憂鬱なブルーチーム

梧桐 彰

1.クールな先輩

 クールな私が仕事を始めた。


 Windowsが描くどこかの海に十五ケタのパスワードを打ち込んで、機械のような正確さでメールをチェックし終わると、クールにセキュリティ管理ツールを立ち上げる。


 ところでクールな私は今日はデートの予定であり、五時になったらこの欝々とした職場を去り、すばらしい時間を送る予定となっている。

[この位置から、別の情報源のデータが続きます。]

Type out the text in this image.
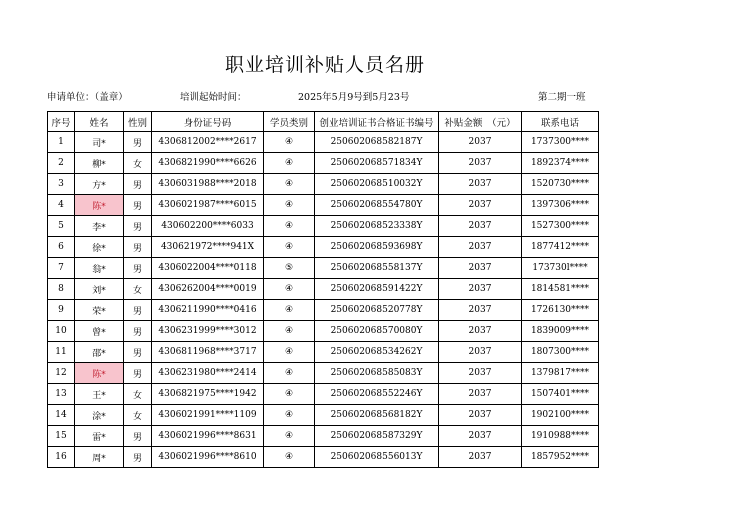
职业培训补贴人员名册
申请单位：（盖章）	培训起始时间：	2025年5月9号到5月23号	第二期一班
序号	姓名	性别	身份证号码	学员类别	创业培训证书合格证书编号	补贴金额　（元）	联系电话
1	司*	男	4306812002****2617	④	250602068582187Y	2037	1737300****
2	柳*	女	4306821990****6626	④	250602068571834Y	2037	1892374****
3	方*	男	4306031988****2018	④	250602068510032Y	2037	1520730****
4	陈*	男	4306021987****6015	④	250602068554780Y	2037	1397306****
5	李*	男	430602200****6033	④	250602068523338Y	2037	1527300****
6	徐*	男	430621972****941X	④	250602068593698Y	2037	1877412****
7	翁*	男	4306022004****0118	⑤	250602068558137Y	2037	173730l****
8	刘*	女	4306262004****0019	④	250602068591422Y	2037	1814581****
9	荣*	男	4306211990****0416	④	250602068520778Y	2037	1726130****
10	曾*	男	4306231999****3012	④	250602068570080Y	2037	1839009****
11	邵*	男	4306811968****3717	④	250602068534262Y	2037	1807300****
12	陈*	男	4306231980****2414	④	250602068585083Y	2037	1379817****
13	王*	女	4306821975****1942	④	250602068552246Y	2037	1507401****
14	涂*	女	4306021991****1109	④	250602068568182Y	2037	1902100****
15	雷*	男	4306021996****8631	④	250602068587329Y	2037	1910988****
16	周*	男	4306021996****8610	④	250602068556013Y	2037	1857952****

 私はクールなので表情を外に出さないが、心の中はバラ色だ。

 そんなわけで、部長から来ている「今日から大変だろうけどよろしく」という謎メールも何が大変なのかわからないままクールにゴミ箱にぶち込んだ。


優葉ゆうはセンパイ超うれしそうっすね」


 隣から突然話しかけられた。


一成いっせい? どっから生えてきたのあんた?」


「タケノコっすか俺は。さっきからいましたよ」


「心臓が止まるかと思ったじゃない!」


「隣の人が出勤するだけであの世行きとかヤバいっすね」


「語彙力ゴミかよ」


「語彙力パーフェクトっすよ。話しかけただけで心停止するセンパイ、ヤバいしか言いようがないっす」 


 この後輩は一成という。

 なんとなく敬語っぽい発言をしてはいるが、態度は私よりはるかにでかい。

 年長者らしい言動と行動を取っているこのイケ女に対してまったくけしからん奴である。


 なお優葉というのは私の名前である。

 神楽坂優葉。

 ジョシ。

 新卒で入社した保険会社のサイバーセキュリティ部門で八年間エンジニアらしきことをしている生き物。

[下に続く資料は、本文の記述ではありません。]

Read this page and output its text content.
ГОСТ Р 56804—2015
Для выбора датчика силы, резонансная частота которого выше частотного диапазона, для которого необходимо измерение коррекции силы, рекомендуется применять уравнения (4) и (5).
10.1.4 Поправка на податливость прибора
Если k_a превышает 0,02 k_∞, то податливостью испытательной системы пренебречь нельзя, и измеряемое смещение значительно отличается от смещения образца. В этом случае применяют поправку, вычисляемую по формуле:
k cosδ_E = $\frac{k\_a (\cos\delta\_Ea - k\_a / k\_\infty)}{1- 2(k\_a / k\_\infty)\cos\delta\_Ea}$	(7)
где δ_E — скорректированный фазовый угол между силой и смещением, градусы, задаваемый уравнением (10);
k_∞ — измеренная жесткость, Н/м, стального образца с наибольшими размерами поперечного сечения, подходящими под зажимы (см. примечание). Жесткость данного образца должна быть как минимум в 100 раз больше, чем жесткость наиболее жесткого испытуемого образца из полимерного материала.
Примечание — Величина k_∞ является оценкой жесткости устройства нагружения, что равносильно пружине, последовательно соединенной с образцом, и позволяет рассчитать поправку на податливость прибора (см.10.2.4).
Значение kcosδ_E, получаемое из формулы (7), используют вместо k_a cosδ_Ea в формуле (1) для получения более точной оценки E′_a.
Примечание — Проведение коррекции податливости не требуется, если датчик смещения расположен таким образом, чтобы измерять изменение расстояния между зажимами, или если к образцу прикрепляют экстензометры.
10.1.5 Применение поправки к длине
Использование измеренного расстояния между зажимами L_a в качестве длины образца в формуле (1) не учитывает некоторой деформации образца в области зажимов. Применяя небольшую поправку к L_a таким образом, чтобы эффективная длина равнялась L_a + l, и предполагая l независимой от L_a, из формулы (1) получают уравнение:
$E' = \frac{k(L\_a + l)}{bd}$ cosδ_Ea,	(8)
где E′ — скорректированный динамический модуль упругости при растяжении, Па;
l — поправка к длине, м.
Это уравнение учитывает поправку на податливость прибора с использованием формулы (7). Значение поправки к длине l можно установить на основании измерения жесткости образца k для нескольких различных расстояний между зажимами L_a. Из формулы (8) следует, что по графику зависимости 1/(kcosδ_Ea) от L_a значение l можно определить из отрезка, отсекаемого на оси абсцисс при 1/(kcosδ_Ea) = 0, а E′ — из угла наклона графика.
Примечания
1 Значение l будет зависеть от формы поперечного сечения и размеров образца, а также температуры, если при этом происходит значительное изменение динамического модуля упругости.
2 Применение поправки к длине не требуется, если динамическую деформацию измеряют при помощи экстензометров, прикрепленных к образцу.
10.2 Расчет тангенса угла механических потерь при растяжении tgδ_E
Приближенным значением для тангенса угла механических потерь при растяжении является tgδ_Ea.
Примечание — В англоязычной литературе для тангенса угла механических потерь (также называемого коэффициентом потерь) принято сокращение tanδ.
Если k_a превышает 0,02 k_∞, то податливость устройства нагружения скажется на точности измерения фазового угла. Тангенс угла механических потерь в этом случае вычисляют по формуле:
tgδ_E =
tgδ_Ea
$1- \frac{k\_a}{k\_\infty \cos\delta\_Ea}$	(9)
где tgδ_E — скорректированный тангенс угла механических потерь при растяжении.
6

 彼氏は三年前に居酒屋でナンパしてきた商社の営業である。


「で、なんなの?」

「部長から謎のメール来てません?」

「来てたような気がする」

「あれなんすか?」

「知らない」


「ひでえ。真さんとデートだからって浮かれすぎっすよ」

「なんで知ってるの?」

「五回くらい聞いてるからっす」


 人のプライバシーに首を突っこむ失礼な後輩を無視して業務を再開した。

 こんなアホのくせに、先日こいつは彼女にプロポーズして、結婚式の日程まで決まりやがったのだ。

 今に見てろよすぐに私だってなあ。


 そう思ってマウスを握り住める私の正面、モニターを挟んだ反対側から、弓子ゆみこの声に止められた。


「なんじゃこりゃ」


 首を伸ばして画面に指を向けている。


「エイゾーという会社が作った二七インチのモニターでは」

「いやマジなんじゃこれは。優葉これヤバくないかね?」


 弓子が顔を上げ、後ろのポニーテールがぴょこんと跳ねた。

 ウチの社員はヤバいしか言えんのか。


 しかしなんか顔が真面目だ。

 常に目を閉じてる弓子が眉間にしわを寄せてるところなんか初めて見た。


「これ、サイバー攻撃じゃなかろうか」


「あれ、いやマジこれなんすか」


 一成が弓子のマウスをひったくってセキュリティツールを開く。


「ほんとだ。サイバー攻撃っぽいすね」

「は?」


 慌てて反対側に回り、画面に張り付いた。


 不審な挙動を検知して警告を飛ばすシステム――EDRの真っ赤なアラートが、弓子のモニターに並んでいる。


「三台にウイルス感染の疑い?」


 一成がひったくった弓子のマウスをさらに私がひったくった。

 警告画面を開いて履歴を見る。


「昨晩っすね。開発技術部の進藤ってのがフィッシングメールに引っかかってる」

「うっそ、あいつ?」


「知り合いっすか」

「同期だけど……」


「んあ?」


 弓子が目をこすりながら私からマウスを取り返した。


「六台に増えた」

「へ?」


 弓子が画面右上の更新ボタンを押す。

 そして、三人でぎょっと目を見張った。


「八三台?」

「どうすんすかこれ」


 もう一度更新ボタンを押す。

 警告がさらに増えている。


「三三〇台に増えた。すげえ、俺のポケカみてえ」


「なにバカ言ってんのよ!

 一成、感染封じ込めの手順で隔離するから自分の席戻って!」


「うっす」


「弓子、全社にメール打って。インシデント対応でシステム止まるって!」


「うぇーい」


 そこまで言ってから、ふと思い出した。

 これ、実害じゃなくて訓練だ。


 さっき部長が言ってた謎メール、これの事だ。